Procedures for conducting fMRI in alert monkeys are given elsewhere (Conway et al. 2007). As previously described (Lafer-Sousa et al. 2012), 2 male rhesus macaques (7–8 kg) were scanned at Massachusetts General Hospital Martinos Imaging Center (MGH) in a 3-T Allegra with AC88 insert (Siemens, New York, NY, USA) scanner using a custom-made 4-channel send/ receive surface coil and standard echo planar imaging (repetition time = 2 s, 98 × 63 × 98 matrix, 1 mm3 voxels). Using positive reinforcement, animals were trained to sit in a sphinx position in a plastic chair placed inside the bore of the scanner and to fixate a central spot presented on a display screen 49 cm away. The head position was maintained using surgically implanted custom-made plastic head posts (surgical procedures described in Conway et al. 2007; Lafer-Sousa et al. 2012). An infrared eye tracker (ISCAN, Burlington, MA, USA) was used to monitor eye movements, and animals were only rewarded for maintaining their gaze within approximately 1° of the central fixation target. MR signal contrast was enhanced using a microparticular iron oxide agent (MION), Feraheme (AMAG Pharmaceuticals, Cambridge, MA, USA), injected intravenously into the femoral vein below the knee just prior to scanning (8–10 mg/kg, diluted in saline). Decreases in MION signals correspond to increases in blood-oxygen level-dependent (BOLD) response. All imaging and surgical procedures conformed to the local and National Institutes of Health guidelines and were approved by the Institutional Animal Care and Use Committees at Harvard Medical School and Wellesley College.

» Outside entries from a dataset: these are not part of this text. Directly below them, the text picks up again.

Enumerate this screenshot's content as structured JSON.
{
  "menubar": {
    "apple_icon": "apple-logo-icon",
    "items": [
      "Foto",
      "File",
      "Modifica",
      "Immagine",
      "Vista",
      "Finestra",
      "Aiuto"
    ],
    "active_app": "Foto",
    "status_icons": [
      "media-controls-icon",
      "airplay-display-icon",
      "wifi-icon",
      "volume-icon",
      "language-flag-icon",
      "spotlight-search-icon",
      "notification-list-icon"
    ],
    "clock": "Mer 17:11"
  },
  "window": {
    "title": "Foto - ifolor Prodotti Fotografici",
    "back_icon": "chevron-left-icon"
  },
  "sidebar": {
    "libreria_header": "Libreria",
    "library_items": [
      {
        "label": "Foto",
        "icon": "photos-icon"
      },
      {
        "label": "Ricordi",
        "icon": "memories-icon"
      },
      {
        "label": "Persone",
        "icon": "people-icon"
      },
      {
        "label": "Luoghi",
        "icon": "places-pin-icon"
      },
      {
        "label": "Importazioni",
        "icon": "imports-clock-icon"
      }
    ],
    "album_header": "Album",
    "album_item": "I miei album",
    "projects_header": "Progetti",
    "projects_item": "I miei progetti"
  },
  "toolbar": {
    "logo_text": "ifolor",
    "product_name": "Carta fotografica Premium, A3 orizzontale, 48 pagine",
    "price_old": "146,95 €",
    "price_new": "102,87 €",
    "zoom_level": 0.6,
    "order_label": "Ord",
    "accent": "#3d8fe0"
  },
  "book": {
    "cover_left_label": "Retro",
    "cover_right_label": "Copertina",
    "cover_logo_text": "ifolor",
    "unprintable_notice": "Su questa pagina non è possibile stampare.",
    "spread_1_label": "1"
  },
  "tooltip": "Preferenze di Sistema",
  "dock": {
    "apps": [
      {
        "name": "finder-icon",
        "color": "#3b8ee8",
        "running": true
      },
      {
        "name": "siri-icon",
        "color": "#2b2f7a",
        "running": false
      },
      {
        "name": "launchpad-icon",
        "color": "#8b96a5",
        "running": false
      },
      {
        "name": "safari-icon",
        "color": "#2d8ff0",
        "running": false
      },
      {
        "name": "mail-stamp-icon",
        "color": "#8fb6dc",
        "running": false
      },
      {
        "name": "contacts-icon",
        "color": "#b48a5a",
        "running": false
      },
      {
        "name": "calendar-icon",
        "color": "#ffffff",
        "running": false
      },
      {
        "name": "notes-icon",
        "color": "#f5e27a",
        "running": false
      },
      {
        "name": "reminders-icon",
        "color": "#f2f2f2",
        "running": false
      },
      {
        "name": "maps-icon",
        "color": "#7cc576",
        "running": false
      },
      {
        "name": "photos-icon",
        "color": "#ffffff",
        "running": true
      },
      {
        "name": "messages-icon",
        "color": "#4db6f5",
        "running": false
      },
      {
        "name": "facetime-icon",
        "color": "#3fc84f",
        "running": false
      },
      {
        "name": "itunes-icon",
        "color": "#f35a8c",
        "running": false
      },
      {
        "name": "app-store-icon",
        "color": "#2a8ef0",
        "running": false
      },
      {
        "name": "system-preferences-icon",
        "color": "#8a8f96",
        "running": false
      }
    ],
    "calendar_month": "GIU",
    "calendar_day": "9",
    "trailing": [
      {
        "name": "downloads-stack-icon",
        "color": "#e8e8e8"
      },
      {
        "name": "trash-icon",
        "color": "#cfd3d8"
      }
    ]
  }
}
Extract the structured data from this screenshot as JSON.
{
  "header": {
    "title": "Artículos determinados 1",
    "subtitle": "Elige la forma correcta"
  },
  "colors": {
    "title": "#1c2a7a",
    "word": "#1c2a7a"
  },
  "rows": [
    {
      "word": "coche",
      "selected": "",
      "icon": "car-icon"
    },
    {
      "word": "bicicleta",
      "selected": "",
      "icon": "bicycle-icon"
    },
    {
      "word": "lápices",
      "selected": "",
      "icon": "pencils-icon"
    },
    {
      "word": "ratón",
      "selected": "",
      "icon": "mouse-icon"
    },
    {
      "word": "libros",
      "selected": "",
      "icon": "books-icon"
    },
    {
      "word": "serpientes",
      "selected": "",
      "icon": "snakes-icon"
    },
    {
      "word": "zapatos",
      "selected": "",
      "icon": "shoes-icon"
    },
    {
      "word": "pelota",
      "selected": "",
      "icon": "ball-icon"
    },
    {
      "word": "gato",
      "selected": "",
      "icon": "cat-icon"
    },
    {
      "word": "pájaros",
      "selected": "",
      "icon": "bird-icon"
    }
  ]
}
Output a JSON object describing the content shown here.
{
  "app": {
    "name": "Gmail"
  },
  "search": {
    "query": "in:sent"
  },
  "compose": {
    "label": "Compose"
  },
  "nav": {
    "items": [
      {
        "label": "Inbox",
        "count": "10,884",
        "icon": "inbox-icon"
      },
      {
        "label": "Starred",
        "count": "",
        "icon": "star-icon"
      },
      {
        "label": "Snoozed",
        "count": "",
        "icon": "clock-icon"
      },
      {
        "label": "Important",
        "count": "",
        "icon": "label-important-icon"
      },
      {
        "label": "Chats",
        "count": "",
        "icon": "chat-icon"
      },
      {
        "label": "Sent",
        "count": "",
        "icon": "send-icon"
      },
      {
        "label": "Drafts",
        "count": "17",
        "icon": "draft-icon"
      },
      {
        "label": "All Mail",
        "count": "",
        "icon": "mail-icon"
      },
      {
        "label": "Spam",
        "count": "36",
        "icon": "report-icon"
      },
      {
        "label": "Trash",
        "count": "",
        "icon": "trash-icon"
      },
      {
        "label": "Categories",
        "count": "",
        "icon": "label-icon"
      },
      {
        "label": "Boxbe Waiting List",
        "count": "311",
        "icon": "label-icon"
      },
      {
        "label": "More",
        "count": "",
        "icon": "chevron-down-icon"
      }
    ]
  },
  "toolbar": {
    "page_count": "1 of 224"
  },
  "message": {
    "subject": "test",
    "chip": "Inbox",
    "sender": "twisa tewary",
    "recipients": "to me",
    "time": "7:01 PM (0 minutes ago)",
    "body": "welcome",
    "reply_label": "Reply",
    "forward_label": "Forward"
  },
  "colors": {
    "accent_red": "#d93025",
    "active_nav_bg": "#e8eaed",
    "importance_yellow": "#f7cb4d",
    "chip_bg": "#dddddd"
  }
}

Visual Stimuli for fMRI Experiments

Visual stimuli were displayed on a screen (41° × 31°) 49 cm in front of the animal using a JVC DLA projector (1024 × 768 pixels). All stimuli spanned the entire screen, contained a small central fixation cross to engage fixation, and were presented in a blocked paradigm. Retinotopic mapping to determine area borders was done by presenting vertically and horizontally oriented achromatic checkered wedges that flickered in phase every 1 s. Responses to these wedges were used to determine the vertical and horizontal meridians delineating retinotopic visual areas V-1, V-2, V-3, V-3A, V-4, and V-5/MT. The stimulus sequence consisted of 32 s of horizontal wedges (99% luminance contrast, occupying 30° visual angle), followed by 32 s of uniform neutral gray, followed by 32 s of vertical wedges (occupying 60° visual angle), followed by 32 s of neutral gray, and so on for a total of 4 presentations of horizontal wedges and 4 presentations of vertical wedges. The significance maps comparing fMRI responses with horizontal and vertical wedges were painted on inflated surfaces of each animal's brain and used to define area borders. In separate experiments using the same animals, the representation of the central 3° was determined using blocks of flickering achromatic checkerboards that were either restricted to a 3° disc centered on the fixation dot or to the peripheral visual field outside the central 3°. In other sessions, high-resolution anatomical scans (0.35 mm × 0.35 mm × 0.35 mm voxels) were obtained for each animal while it was lightly sedated. Area border assignments were verified by comparing the area boundaries projected on high-resolution anatomical MRIs of the 2 animals with standard macaque atlases (Lewis and Van Essen 2000; Paxinos et al. 2000). Where the V-3/V-3A border was not well matched (a border that is not well resolved in the literature), assignments relied more heavily on functional activation (retinotopy), but V-3A always included all tissue labeled as V-3A in the Lewis and Van Essen (2000) surface atlas. Area assignments are projected on the anatomical MRIs using a color key. Retinotopy was assessed from 8496 (3328 meridian mapper and 5168 center vs. periphery) (5088 [1280 meridian mapper and 3808 center vs. periphery]) functional volumes in M1 (M2) obtained during 2 (2) sessions.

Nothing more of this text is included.